Saturday, July 25, 2015

Bondi Beach

These four photos are in a Phelan family album. It's Bondi beach, Sydney, some time in the 70s I think. Bondi isn't in our patch so it must have been a holiday. I suspect that the photographer didn't even venture on to the beach because the photos appear to have been taken from a car park, and probably on the same day. They probably just went to have a look at the famous beach. Nowadays about three million people a year visit the beach - but not all at the same time fortunately. On a warm weekend in summer you might have to share with only 40 000 other people.

Coastal New South Wales is almost like a foreign country to us because we never visited when I was a child growing up in the neighbouring state of Victoria, and my husband's family was the same. If we wanted a day at the beach or a holiday on the coast we went to one of the numerous sandy beach towns along the south coast of Victoria. And we never saw crowds like this. Sometimes we had the long stretches of sand to ourselves.

One disadvantage of our beach visits was that we didn't have surf lifesavers watching, we didn't have to swim 'inside the flags' (note the red and yellow flag on the left of the first photo), but luckily none of us ever had a mishap in the ocean. This beach is the home of the first lifesaving club, established in 1907.

I've never been to Bondi. Should an Aussie admit to such a thing?

Bondi Beach
Bondi Beach and famous Bondi Baths built in 1931.
The baths are saltwater and tidal and have a heritage classification. In fact, the whole beach has a heritage value. The baths are also the home of the Bondi Icebergs, a club for people who swim there throughout the year.


Bondi Beach
This photo was taken on a different family holiday at Mission Beach in Queensland. Warm days and kilometres of sandy beach to share with ... hardly anyone else.

Mission Beach, Queensland. 1990s
This post is in response to the theme photo, a postcard of Bondi as it used to be. You can see more responses over at Sepia Saturday. Or you could pack your bags and head downunder in time for summer.


Sunday, July 12, 2015

Sepia Saturday: YMCA teams

I'm on the road on a caravan holiday this week and don't have access to my old picture files, but I do have access to the photos I scanned for the Genealogical Society of Victoria so I've selected one of theirs.

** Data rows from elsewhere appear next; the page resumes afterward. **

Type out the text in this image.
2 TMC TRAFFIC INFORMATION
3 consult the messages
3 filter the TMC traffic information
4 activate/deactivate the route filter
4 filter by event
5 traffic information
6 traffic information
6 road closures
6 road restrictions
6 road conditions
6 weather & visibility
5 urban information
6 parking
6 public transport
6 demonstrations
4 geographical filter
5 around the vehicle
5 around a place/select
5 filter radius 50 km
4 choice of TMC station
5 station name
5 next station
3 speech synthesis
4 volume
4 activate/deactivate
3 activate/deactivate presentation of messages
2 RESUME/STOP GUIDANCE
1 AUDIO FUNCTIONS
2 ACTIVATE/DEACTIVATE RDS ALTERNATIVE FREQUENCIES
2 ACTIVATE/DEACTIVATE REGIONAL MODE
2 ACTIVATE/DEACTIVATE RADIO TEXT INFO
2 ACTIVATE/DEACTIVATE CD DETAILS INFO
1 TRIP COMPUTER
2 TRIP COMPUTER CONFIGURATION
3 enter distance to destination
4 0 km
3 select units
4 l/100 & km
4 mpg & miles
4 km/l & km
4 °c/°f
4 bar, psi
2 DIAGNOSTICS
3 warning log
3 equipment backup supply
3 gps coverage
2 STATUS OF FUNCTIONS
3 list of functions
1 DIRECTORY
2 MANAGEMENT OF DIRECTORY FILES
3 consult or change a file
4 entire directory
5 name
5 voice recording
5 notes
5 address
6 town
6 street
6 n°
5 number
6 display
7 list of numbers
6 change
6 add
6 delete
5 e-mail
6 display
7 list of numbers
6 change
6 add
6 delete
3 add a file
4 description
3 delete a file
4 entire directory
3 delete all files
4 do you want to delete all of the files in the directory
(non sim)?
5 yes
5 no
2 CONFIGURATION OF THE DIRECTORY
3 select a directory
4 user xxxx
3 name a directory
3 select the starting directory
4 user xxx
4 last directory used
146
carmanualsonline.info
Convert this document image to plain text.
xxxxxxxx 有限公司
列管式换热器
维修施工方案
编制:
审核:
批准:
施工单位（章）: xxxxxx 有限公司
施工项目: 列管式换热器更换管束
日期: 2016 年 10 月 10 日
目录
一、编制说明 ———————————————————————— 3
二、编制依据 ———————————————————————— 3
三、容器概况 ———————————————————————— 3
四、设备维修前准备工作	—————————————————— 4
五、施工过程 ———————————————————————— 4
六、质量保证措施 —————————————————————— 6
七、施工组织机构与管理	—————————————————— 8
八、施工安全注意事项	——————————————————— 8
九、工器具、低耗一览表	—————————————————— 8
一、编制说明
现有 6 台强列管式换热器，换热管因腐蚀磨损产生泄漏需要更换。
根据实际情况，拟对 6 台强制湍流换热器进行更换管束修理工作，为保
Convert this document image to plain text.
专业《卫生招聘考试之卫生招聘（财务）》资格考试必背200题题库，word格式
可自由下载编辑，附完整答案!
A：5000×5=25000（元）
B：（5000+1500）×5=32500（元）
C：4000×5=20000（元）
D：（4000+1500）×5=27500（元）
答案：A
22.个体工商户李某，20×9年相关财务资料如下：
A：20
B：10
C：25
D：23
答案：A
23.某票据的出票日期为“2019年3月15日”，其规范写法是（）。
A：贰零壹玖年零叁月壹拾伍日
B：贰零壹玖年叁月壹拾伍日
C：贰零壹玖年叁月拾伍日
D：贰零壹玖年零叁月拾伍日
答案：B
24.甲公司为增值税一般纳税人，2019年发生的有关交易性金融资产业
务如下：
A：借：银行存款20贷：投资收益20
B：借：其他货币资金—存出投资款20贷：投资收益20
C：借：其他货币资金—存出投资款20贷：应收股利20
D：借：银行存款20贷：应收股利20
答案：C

The photo was taken in the 1920s in Victoria at a YMCA camp. It appears to be the volleyball and baseball teams, in white 'uniforms'. Perhaps the teams are defined by the colour of the tie each man is wearing, or maybe it's a YMCA tie. The photo isn't clear enough for me to decide one way or the other.

The young men look happy to be where they are. (As an aside: I wonder if the side part in hair will ever come back.)

YMCA camp baseball and volleyball teams, Victoria, 1920s
This post has been in response to the Sepia Saturday's theme photo in which the women are wearing loosely tied neckties over white dresses.


Saturday, July 4, 2015

Sepia Saturday: The catch

The catch
This photo fascinates me. I look at the hat sitting on the fencepost, I look at how far apart the couple are standing, I look at how thin people used to be, I look at the string of pearls around the lady's neck, I wonder about the circumstances of the photo.
I don't know who took the photo or who the subjects are because it is in an album that was donated to the Genealogical Society of Victoria. I think I can safely say that it is Australian, probably Victoria and probably in the 1920s.

We don't have many fish or fishing photos in our family albums even though it's an activity that a number of relatives enjoy. None of our recent ancestors were professional fishermen. There are one or two photos of fish being held aloft like the photo above but the one I'll publish here is of brothers Neil and Doug Phelan with their children at Port Fairy where Doug was a teacher. The fish were caught in the Moyne River from a small wooden boat with an outboard motor. Doug was, and still is, an avid fisherman. A fishing expedition on the coast was a grand adventure for a lad from inland Victoria - my husband doesn't remember this particular day but he does remember that he enjoyed Uncle Doug's boat and boating.

Fish caught at Port Fairy about 1956.
Port Fairy is a delightful small town on the south coast of Victoria, a very popular spot. The residents are proud of its history and run several world-class music festivals each year. And it's still a great spot to catch a fish or watch others trying to catch a fish. Or grab a feed of fish and chips to eat beside the river.

Moyne river, Port Fairy c2013.


This post is in response to the Sepia Saturday's theme photo of a fish drawing in the Smithsonian Museum.